Nonlinear energy modeling for UAVs in critical missions using multiplicative calculus

Energy efficiency in Unmanned Aerial Vehicles (UAVs) is crucial for operations, where effective payload delivery, stabilization, and communication are essential. This study presents a nonlinear energy consumption model tailored for UAVs, built upon exponential scaling and multiplicative calculus to reflect the interdependencies among payload weight, wind speed, altitude, velocity and communication power. Unlike conventional approaches that rely on linear or polynomial formulations, the proposed method incorporates energy demands from integrated systems, focusing on energy consumption. The proposed multiplicative model provides valuable insights into the energy trade-offs influenced by changing environmental and operational conditions. It improves the practicality of using UAVs for real-time aid delivery, resource allocation, and communication in challenging, resource-constrained environments, offering better accuracy than traditional energy consumption models. Validation using experimental datasets demonstrates that the proposed model achieves an 85 % improvement in accuracy compared to the recently established cubic polynomial model for predicting energy consumption. The effectiveness of the proposed multiplicative model was evaluated using Mean Squared Error (MSE) and Root Mean Squared Error (RMSE) as performance metrics. The basic polynomial model recorded an MSE of 57.4269, while the parametric polynomial model significantly improved this to 5.7794. In comparison, the multiplicative model demonstrated superior accuracy, achieving a markedly lower MSE of 0.8472. Consistently, the multiplicative model also outperformed the others in terms of RMSE, attaining the lowest value of 0.9205, thereby confirming its robustness and predictive reliability.
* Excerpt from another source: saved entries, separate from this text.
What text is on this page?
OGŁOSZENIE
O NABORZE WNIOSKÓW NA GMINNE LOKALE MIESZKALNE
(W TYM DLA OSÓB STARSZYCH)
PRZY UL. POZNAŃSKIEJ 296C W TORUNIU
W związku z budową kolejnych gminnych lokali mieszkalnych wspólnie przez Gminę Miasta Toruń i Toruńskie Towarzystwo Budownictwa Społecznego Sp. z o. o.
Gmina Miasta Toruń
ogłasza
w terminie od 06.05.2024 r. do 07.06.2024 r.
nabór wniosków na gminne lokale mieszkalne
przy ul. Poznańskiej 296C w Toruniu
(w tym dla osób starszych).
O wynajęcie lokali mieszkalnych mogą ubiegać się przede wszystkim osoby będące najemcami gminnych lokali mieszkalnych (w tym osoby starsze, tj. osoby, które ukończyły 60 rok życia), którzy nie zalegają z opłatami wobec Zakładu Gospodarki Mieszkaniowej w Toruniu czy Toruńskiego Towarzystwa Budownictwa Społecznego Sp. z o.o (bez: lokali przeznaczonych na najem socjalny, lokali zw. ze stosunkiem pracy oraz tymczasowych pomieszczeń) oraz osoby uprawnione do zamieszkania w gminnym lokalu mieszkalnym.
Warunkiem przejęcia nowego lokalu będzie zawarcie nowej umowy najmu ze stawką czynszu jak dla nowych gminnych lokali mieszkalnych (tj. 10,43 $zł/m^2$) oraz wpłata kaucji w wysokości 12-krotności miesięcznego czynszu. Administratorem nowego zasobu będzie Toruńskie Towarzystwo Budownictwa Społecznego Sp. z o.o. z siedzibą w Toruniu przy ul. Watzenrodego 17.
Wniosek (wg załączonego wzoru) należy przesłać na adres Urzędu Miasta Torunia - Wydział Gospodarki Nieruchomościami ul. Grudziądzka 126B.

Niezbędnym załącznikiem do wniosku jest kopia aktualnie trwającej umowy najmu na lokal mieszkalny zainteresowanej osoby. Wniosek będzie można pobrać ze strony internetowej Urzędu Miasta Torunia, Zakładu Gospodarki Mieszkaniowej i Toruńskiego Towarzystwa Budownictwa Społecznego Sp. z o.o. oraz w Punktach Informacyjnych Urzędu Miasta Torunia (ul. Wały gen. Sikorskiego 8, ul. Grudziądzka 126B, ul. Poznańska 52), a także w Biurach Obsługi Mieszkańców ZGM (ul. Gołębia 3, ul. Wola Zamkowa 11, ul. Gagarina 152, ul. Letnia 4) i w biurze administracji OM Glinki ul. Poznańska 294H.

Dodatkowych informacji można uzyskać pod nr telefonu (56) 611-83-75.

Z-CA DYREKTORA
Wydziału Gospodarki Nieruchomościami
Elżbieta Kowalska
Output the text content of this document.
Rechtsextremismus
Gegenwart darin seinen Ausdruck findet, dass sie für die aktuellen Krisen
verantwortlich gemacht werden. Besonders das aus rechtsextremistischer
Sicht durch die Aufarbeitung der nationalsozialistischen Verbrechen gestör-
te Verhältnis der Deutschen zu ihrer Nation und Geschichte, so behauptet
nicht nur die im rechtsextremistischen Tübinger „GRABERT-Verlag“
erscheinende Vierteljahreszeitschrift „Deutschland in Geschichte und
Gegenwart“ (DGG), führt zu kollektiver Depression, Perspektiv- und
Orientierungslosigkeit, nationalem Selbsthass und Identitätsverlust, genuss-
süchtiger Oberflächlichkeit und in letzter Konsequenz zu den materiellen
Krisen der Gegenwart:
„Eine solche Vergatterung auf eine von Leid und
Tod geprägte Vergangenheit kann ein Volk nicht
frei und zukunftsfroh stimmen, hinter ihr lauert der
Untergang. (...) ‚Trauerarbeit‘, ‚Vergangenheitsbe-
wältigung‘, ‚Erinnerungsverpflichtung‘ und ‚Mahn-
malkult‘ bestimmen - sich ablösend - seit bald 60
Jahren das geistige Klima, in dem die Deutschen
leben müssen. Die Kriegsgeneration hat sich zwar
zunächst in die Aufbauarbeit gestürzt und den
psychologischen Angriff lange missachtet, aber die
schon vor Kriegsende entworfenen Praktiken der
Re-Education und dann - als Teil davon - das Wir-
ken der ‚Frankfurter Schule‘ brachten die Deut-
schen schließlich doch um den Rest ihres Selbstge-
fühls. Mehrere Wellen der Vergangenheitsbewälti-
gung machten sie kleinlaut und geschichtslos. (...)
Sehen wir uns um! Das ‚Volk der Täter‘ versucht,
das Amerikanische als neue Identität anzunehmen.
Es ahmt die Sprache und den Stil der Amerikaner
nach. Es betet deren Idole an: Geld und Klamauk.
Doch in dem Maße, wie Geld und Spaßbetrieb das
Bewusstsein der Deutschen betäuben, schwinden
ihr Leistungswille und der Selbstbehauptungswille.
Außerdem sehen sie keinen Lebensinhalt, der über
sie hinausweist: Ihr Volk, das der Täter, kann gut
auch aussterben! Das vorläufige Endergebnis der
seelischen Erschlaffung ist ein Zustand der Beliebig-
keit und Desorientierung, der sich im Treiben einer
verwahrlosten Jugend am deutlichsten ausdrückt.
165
The Mean Absolute Error (MAE) was reduced from 6.44 to 0.73, representing an 88.66 % improvement. Furthermore, the R² value increased from 0.95 to 0.99, indicating a stronger fit between the predicted and actual data. These results underscore the multiplicative model's robustness, accuracy, and reliability, demonstrating its strong potential for real-world predictive applications. The findings demonstrate that the proposed model more accurately represents energy consumption, providing a robust foundation for precise analysis and design.